Les femmes de Zhang Haiying sont des mixtes d’une escouade de « Madame Edwarda » au bordel de Georges Bataille et d’un parlement de (fausses?) vierges. Leurs jambes sont alertes et célèbrent à elles seules les charmes de celles qu’elles accompagnent dans leurs déplacements… Incorrigibles, ces égéries les exhaussent au besoin comme elles lèveraient le coude à la santé des voyeurs. Ouvrant la bouche elles ne laissent rien paraître et posent – insolentes et comme innocentes – face à ceux à qui elles mettent le feu dans un air de fête. Leurs cuisses dansent avant de s’envoler comme des anges que ces drôles d’oiseaux (hors-champ) emporteraient bien en gazouillant. D’autant qu’en habiles perverses elles redoublent de virtuosité cachée.
Mais parfois l’artiste chinois tire sur elles des rideaux (comme il tire leurs ficelles). Rien ne sert de lui demander des explications: il ne déplie pas des raisons.

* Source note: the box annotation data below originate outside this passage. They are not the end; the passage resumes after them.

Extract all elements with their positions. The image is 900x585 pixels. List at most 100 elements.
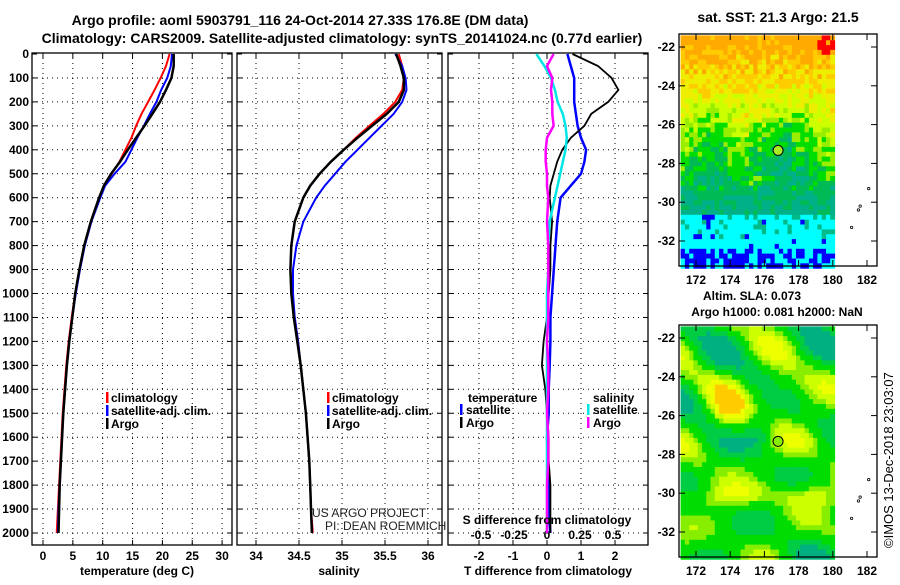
map-cell — [804, 510, 810, 517]
map-cell — [749, 224, 754, 230]
map-cell — [783, 544, 789, 550]
map-cell — [740, 404, 746, 410]
map-cell — [821, 176, 827, 182]
map-cell — [826, 180, 831, 187]
map-cell — [800, 350, 806, 356]
map-cell — [774, 54, 780, 61]
map-cell — [697, 534, 703, 541]
map-cell — [723, 229, 729, 235]
map-cell — [680, 45, 686, 51]
map-cell — [731, 190, 737, 196]
map-cell — [796, 437, 801, 444]
map-cell — [680, 243, 686, 250]
map-cell — [821, 54, 827, 61]
map-cell — [723, 98, 729, 104]
map-cell — [689, 132, 695, 138]
map-cell — [830, 467, 836, 473]
map-cell — [740, 253, 746, 259]
map-cell — [714, 88, 720, 95]
map-cell — [796, 40, 801, 46]
depth-tick-label: 1800 — [2, 478, 29, 492]
map-cell — [830, 117, 836, 124]
map-cell — [697, 224, 703, 230]
map-cell — [787, 156, 793, 162]
map-cell — [800, 161, 806, 167]
map-cell — [804, 83, 810, 90]
map-cell — [787, 54, 793, 61]
map-cell — [710, 365, 716, 371]
map-cell — [680, 326, 686, 332]
map-cell — [740, 137, 746, 143]
map-cell — [757, 394, 763, 400]
map-cell — [710, 433, 716, 439]
map-cell — [770, 253, 776, 259]
map-cell — [774, 520, 780, 526]
map-cell — [749, 108, 754, 114]
map-cell — [689, 331, 695, 337]
map-cell — [693, 457, 699, 463]
map-cell — [719, 515, 724, 521]
map-cell — [770, 132, 776, 138]
map-cell — [689, 239, 695, 245]
map-cell — [714, 59, 720, 65]
map-cell — [774, 491, 780, 497]
map-cell — [813, 146, 818, 153]
map-cell — [796, 370, 801, 376]
legend-marker-temperature — [460, 404, 463, 415]
map-cell — [804, 544, 810, 550]
map-cell — [719, 83, 724, 90]
map-cell — [723, 122, 729, 129]
map-cell — [749, 176, 754, 182]
map-cell — [719, 423, 724, 429]
map-cell — [817, 510, 823, 517]
map-cell — [702, 365, 707, 371]
map-cell — [796, 205, 801, 211]
map-cell — [808, 171, 814, 177]
map-cell — [783, 74, 789, 80]
map-cell — [774, 190, 780, 196]
map-cell — [689, 214, 695, 221]
map-cell — [761, 418, 767, 424]
map-cell — [693, 59, 699, 65]
map-cell — [710, 394, 716, 400]
map-cell — [808, 360, 814, 366]
map-cell — [684, 69, 690, 75]
map-cell — [830, 481, 836, 487]
map-cell — [689, 520, 695, 526]
map-cell — [800, 452, 806, 458]
map-cell — [826, 399, 831, 405]
map-cell — [813, 336, 818, 342]
map-cell — [680, 501, 686, 507]
map-cell — [697, 239, 703, 245]
map-cell — [727, 360, 733, 366]
map-cell — [749, 442, 754, 449]
map-cell — [821, 350, 827, 356]
map-cell — [714, 210, 720, 216]
map-cell — [710, 486, 716, 492]
map-cell — [796, 137, 801, 143]
map-cell — [826, 205, 831, 211]
map-cell — [719, 137, 724, 143]
map-cell — [800, 331, 806, 337]
map-cell — [757, 389, 763, 395]
map-cell — [727, 452, 733, 458]
map-cell — [774, 510, 780, 517]
map-cell — [706, 505, 712, 512]
map-cell — [791, 83, 797, 90]
map-cell — [684, 457, 690, 463]
map-cell — [697, 457, 703, 463]
map-cell — [710, 180, 716, 187]
map-cell — [791, 185, 797, 192]
map-cell — [684, 384, 690, 390]
map-cell — [770, 248, 776, 255]
map-cell — [740, 462, 746, 468]
map-cell — [817, 491, 823, 497]
map-cell — [783, 113, 789, 119]
map-cell — [761, 447, 767, 453]
map-cell — [736, 549, 742, 555]
map-cell — [710, 88, 716, 95]
map-cell — [744, 103, 750, 109]
map-cell — [706, 433, 712, 439]
map-cell — [817, 471, 823, 478]
map-cell — [680, 88, 686, 95]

Ses femmes s’emboîtent en une belle anarchie sans que puisse se saisir un moindre sens. Paradant en mini-jupes ou déshabillés et dessous chics, elles deviennent des prêtresses capables de faire enfler des orgues à prières d’un genre particulier. Des Dieux ou des hommes elles ne redoutent pas le tonnerre. Et si elles entrent sur la pointe des pieds en feignant la soumission de femmes légères, elles exhiberont tout, tout sauf évidemment le nécessaire…
Personne ne peut les contraindre et Zhang Haiying s’amuse avec elles pour berner le voyeur. Mutines, elles ne sont jamais en situation d’insécurité et jouent de l’obscénité et des effets de voiles comme on joue à la marelle. Rien ne servirait de les faire boire pour les séduire: elles ne sont faites que pour réveiller les morts, leur donner du courage en dégrafant juste ce qu’il faut pour qu’ils soient les damnés de leur « terre ». La liberté fait place à la victimisation. Un rêve aussi urbain que campagnard monte de leurs cuisses: les sainfoins se teignent d’amarante et les genêts ploient dans la bourrasque. Et quand les mains jointes de ces femmes se défont, il ne s’agit pas pour autant d’embrasser un quidam. Elles manient la trique pour faire avancer un tel âne. Elles se juchent sur son dos ou forment des bouquets de fleurs qui guérissent tout (ou presque). Leurs pétales ont une chair blonde.
Et si devant le voyeur elles n’éprouvent pas le besoin de prendre la poudre d’escampette, elles métamorphosent leurs jambes en glaives. Vouloir s’y loger entrainerait des blessures mortelles. Le voyeur n’a donc plus qu’à aller jouer de sa flûte dans un arbre. Si ces femmes le secouent, l’homme tombe. À moins qu’il ait le temps de rejoindre la mer sans comprendre que ces fées des logis sombres peuvent se transformer en sirènes: leur queue s’agite et le flagelle en libérant la féminité de la prétendue dette qu’elle devrait au masculin. Leur exhibition n’accorde que la vision de l’obscénité de l’âme des Adam adamiques. Elles la greffent à leur abdomen couvert de poils afin que tels des boucs ils reviennent au peu qu’il est. Pas question qu’elles lui caressent ses cornes et en sucent les bouts. La terre entre leurs cuisses l’homme la crut miraculeuse. Mais si elles les lancent sans ambages à la nuit, le membre vibratile en restera l’hameçon inutile. Et leur croupe ne sera le support d’aucun plaisir charnu.
Nul ne connaîtra le lys de leur vallée. Avec l’accord de l’artiste il se peut même qu’elles y aient précipité des cristaux de sel pour brûler celui qui voudrait s’y lover. Elles ne craignent donc rien pour leur intimité tout au plus suggérée. Reste pour le voyeur un rêve étoilé tandis qu’elles redoublent de virtuosité en agitant leurs gambettes pour le faire saliver.